September is nearing its rainy, grey end.
yesterday, I opened three windows in our house, and the gentle, humid breezes felt almost a little chilly. does this mean my sensitivities are fully transitioned to southern climate mode? that 72° Fahrenheit is on the cold side of things?
before classes started, I spent many mornings coloring. listening to podcasts. it was lovely, and I actually did finish some pages from this stained glass mandala book friend Patti sent me way back during prelims time.
I find I have less time for podcasts these days. my commute is 1/3 the length that it once was, unless I bike to campus-- and listening to podcasts while biking is probably an ill-advised course of action.
so instead of listening on the bus or in the car, I listen while I craft or color or clean.
or while I roadtrip to Arkansas.
it was in preparation for that roadtrip that I found this old-but-new-to-me podcast, Never Not Knitting. it seems to have run for 10 seasons between 2008 and 2016. one hundred episodes. and surprisingly, the host's blog is still around.
so far I've listened to 40something of those one hundred episodes. and also skimmed the whole accompanying blog and associated Ravelry content.
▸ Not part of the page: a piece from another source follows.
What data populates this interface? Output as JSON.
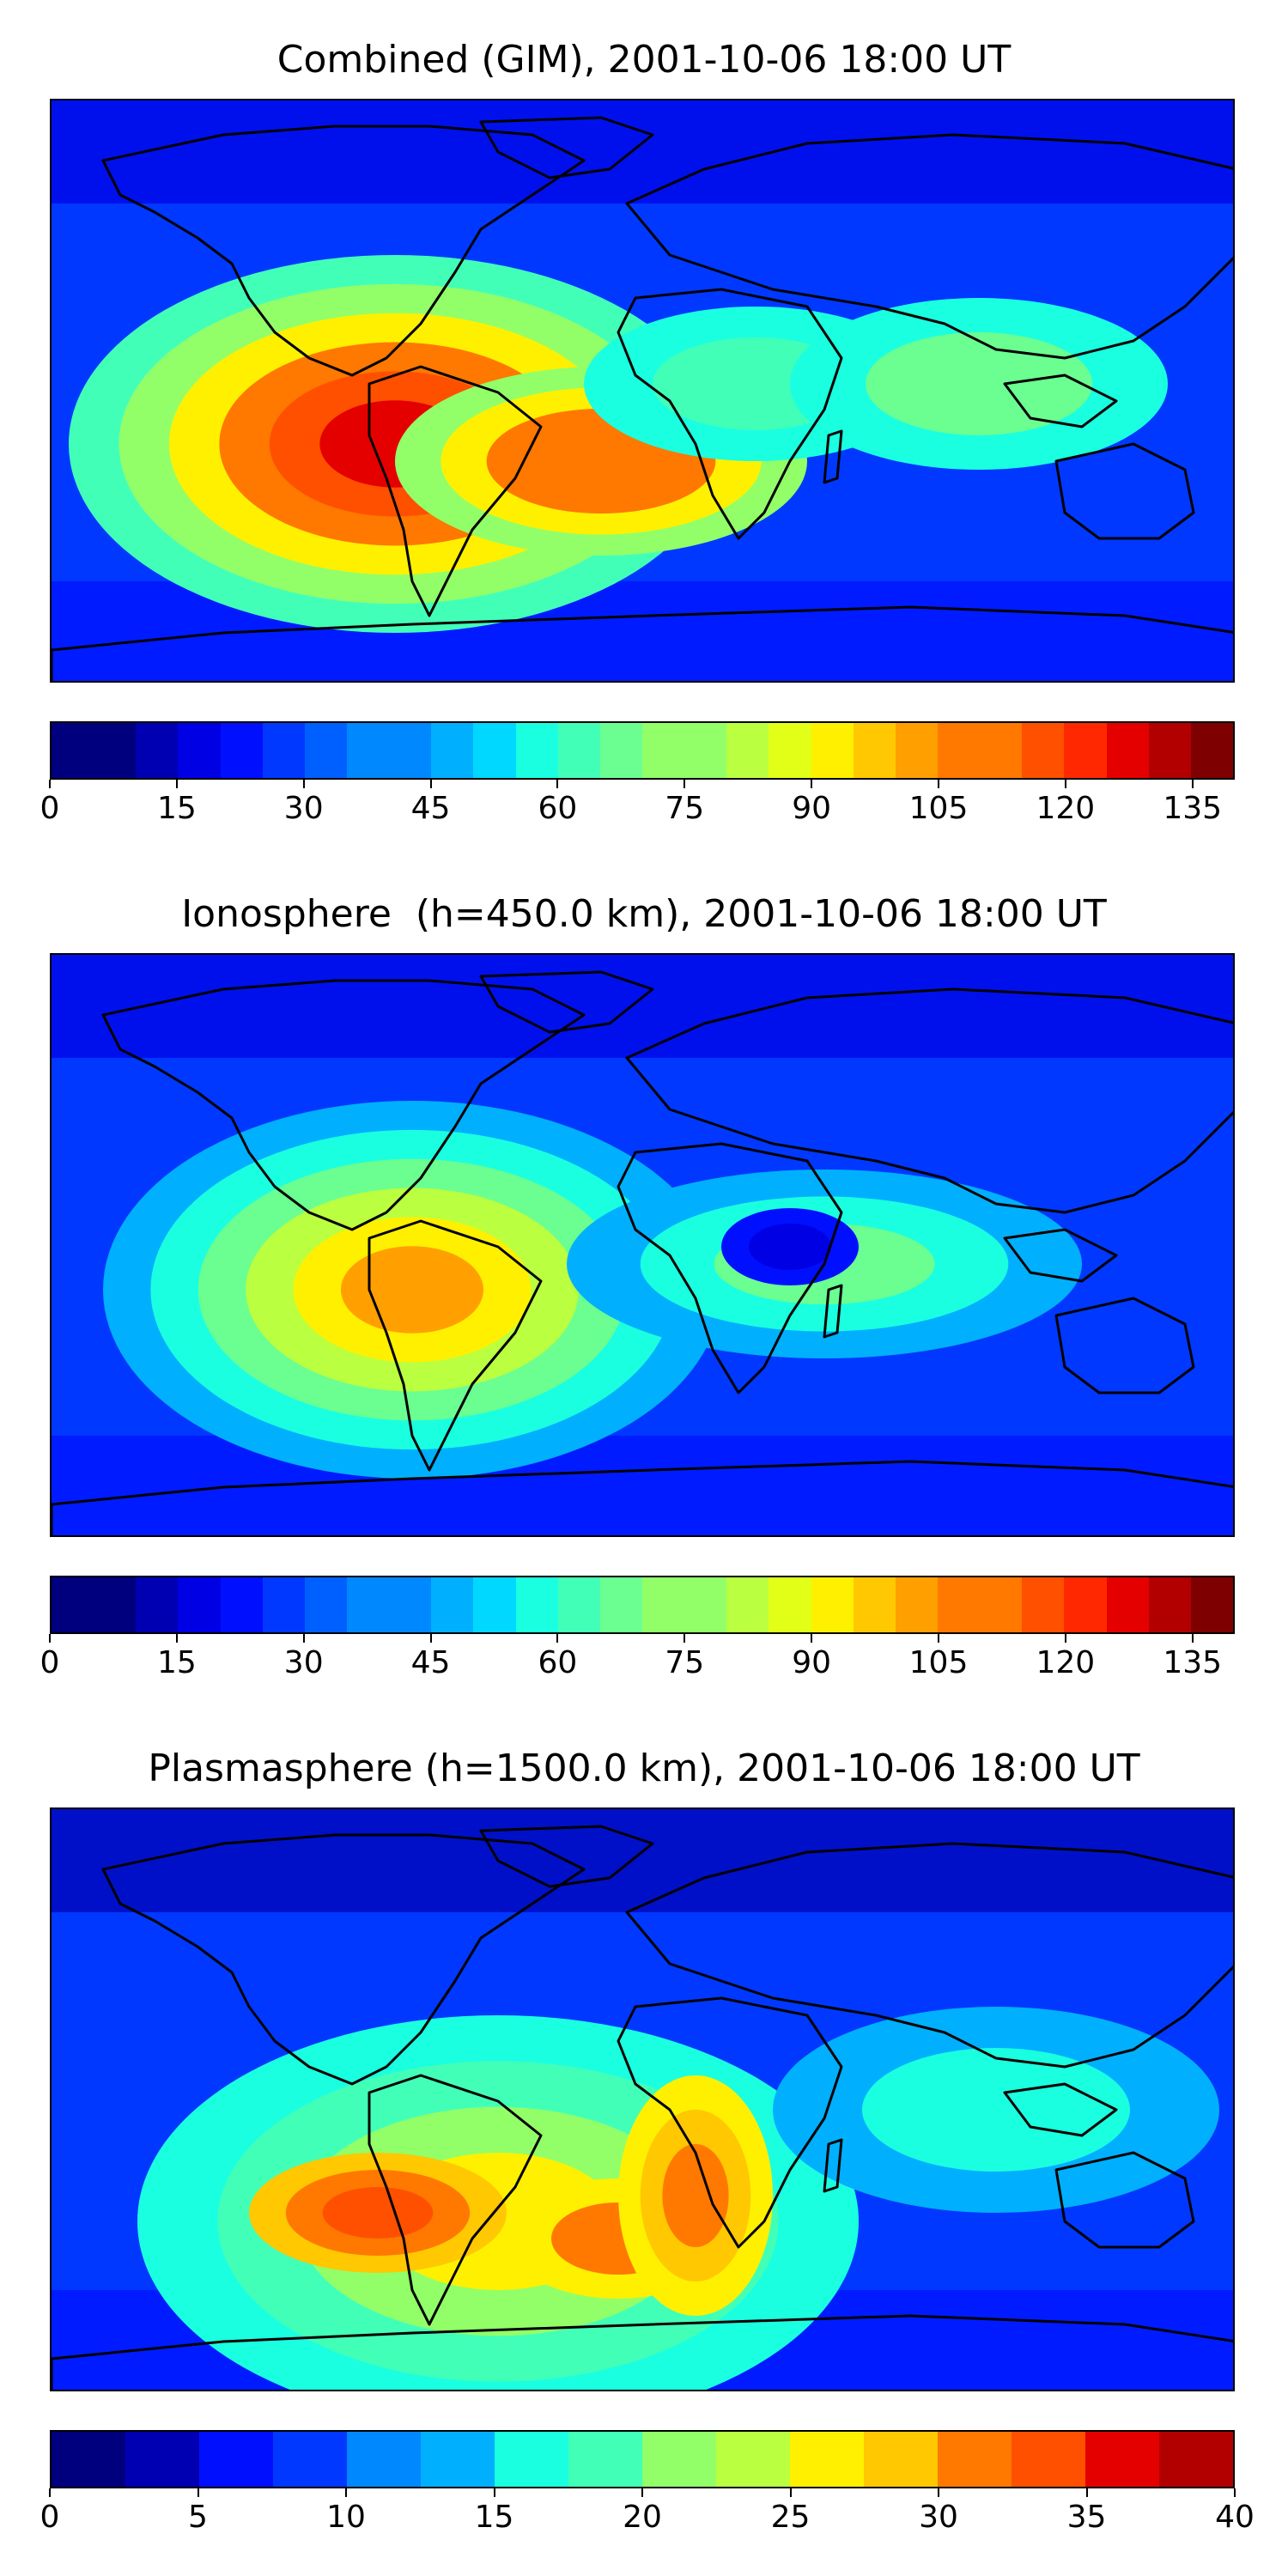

I want to make a version of these mitts. and possibly this hat. and also someday be good enough to knit a whole sweater/cardigan or a nice top.
a few other new-to-me podcasts have joined my podcast queue recently, too. among them:
Science Update
The Daily Show: Ears Edition
and
Out on the Wire.
the first and last of these are inspiring me to eventually design some technical communication coursework around podcasting.
eventually and soon, I also want to write about the final episode of one of the most unique scholarly podcasts out there: Masters of Text. now that I think about it, a review of that podcast might belong in a more scholarly venue than this blog. hmmmm. I shall have to ponder. maybe the answer could be both.
speaking of scholarly venues, I shall have a piece coming out soon as part of this fall's blog carnival with the Sweetland Digital Rhetoric Collaborative. the short speculative little essay was originally spawned from a prickly little question my dissertation committee asked me last May, and it's called "Hypermediated Workscapes and the Digital Rhetorics of Personal Branding."
and speaking of short digital publications, I was poking around on Google Scholar the other day and found that this long-ago book review of Goldsmith's Uncreative Writing has been cited in an article about publishing information systems from the European Journal of Information Systems. how random.